NEW YORK (CBSNewYork / AP) – Not since before the Three Mile Island accident in 1979 have federal regulators approved a license for a new nuclear plant – until now.

WCBS 880’s Peter Haskell On The Story

The Nuclear Regulatory Commission voted Thursday to approve a licensing request for two nuclear reactors near Augusta, Georgia.

The government’s approval of this plant in Georgia could open eyes closer to home here in the New York City area.

Jim Steets, spokesman for the Indian Point nuclear power plant in Buchanan, thinks people might be more willing to consider nuclear power.

“This is positive news. It’s positive news for the industry and I think the benefits of nuclear power are clear,” he told WCBS 880 reporter Peter Haskell.

Steets also points out that new power plants create new jobs.

However, Laura Haight at the New York Public Interest Research Group (NYPIRG) isn’t so sure.

“I think the world has changed since last March when the Fukishima nuclear reactors [in Japan] began their meltdown,” she said.

Haight feels there’s not enough private funding to make this a trend. She says the only reason this plant is going forward is because of federal funding.

“Private financing is almost dead in the water for nuclear power plants. It’s too risky. It’s too expensive,” she said.

Thursday’s vote clears the way for officials to issue an operating license for the reactors, which could begin operating as soon as 2016 and 2017.

The partial meltdown of the Three Mile Island plant in Pennsylvania brought to a halt the construction of new nuclear power plants in the United States.
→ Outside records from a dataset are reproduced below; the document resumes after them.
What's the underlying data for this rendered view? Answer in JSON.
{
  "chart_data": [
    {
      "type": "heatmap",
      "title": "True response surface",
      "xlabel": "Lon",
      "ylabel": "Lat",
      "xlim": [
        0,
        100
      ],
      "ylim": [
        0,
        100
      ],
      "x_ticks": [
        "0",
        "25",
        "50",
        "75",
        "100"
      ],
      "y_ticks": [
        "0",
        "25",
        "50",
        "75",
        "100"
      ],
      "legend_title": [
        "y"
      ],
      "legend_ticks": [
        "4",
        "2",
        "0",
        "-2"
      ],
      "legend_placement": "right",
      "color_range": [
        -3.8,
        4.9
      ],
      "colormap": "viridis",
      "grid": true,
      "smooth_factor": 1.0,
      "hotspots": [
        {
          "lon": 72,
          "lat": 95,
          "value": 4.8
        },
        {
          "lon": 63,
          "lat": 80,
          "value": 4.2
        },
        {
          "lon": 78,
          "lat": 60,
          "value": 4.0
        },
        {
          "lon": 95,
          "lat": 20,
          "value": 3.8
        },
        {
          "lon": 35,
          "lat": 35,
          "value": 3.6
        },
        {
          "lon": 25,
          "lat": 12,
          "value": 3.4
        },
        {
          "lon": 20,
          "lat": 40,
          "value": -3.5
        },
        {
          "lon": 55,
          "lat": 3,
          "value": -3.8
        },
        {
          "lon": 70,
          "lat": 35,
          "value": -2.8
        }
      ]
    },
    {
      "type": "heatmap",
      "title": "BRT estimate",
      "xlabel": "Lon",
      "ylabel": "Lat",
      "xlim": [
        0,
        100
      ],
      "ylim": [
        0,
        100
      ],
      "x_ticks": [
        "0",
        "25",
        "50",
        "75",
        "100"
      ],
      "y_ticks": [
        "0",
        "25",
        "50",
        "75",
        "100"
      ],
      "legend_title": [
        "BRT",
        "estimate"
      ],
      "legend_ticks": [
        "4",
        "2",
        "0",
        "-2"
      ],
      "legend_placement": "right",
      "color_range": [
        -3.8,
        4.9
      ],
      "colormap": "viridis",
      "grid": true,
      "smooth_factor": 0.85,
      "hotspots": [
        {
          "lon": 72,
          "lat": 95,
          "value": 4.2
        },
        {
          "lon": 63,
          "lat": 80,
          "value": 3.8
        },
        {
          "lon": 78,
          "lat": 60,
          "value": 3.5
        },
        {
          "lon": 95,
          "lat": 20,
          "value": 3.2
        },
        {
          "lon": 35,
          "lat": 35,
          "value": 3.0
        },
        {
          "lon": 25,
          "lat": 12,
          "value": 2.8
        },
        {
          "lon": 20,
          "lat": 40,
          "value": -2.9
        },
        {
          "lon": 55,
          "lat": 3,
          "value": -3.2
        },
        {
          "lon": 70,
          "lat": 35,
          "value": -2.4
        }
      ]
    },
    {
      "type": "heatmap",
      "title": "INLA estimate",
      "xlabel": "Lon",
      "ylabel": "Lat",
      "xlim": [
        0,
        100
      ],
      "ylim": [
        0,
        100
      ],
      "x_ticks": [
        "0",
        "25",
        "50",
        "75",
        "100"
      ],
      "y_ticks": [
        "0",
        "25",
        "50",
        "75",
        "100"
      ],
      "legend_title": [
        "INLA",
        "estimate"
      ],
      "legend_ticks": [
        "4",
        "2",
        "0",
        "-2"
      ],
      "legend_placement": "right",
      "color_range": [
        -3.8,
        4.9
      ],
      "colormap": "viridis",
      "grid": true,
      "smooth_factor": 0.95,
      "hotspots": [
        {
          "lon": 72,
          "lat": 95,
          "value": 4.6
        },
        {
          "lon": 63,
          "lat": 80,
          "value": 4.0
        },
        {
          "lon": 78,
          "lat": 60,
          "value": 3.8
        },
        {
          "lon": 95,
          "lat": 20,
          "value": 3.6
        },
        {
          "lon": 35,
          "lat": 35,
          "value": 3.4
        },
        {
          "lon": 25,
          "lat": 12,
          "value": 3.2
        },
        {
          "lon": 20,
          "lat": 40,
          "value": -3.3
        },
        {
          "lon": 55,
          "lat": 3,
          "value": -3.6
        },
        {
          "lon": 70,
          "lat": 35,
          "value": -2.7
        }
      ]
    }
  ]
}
How do you feel about nuclear power? Sound off in the comments section below!

Comments (4)
  1. Annie Pick says:

    All other arguments aside, it’s been over 30 years and the government still doesn’t have a plan for disposal of spent fuel. First things first, take care of the nuclear waste that is sitting at local sites before adding new facilities.

  2. Sally G says:

    Mr. Pearson, you are quite correct—and it is time to stop the federal funding. If it is too risky for private funding, it is certainly too risky for taxpayer money to be used—and taxpayer money is all the federal (or any other) government has. We need to get serious about taking the true risks to public health and our environmental risks of our energy generation into account; externalizing those costs makes it all too easy to think of energy as a lot cheaper than it actually is.

  3. saynotoatom says:

    Until they show me a melted down core they removed,their ass is sucking wind.

  4. jack pearson says:

    none of these supporters will be found if God forbid an accident were to occur at Indian Point wiping out NYC residents. Let’s close this thing. No reason for the insane risk.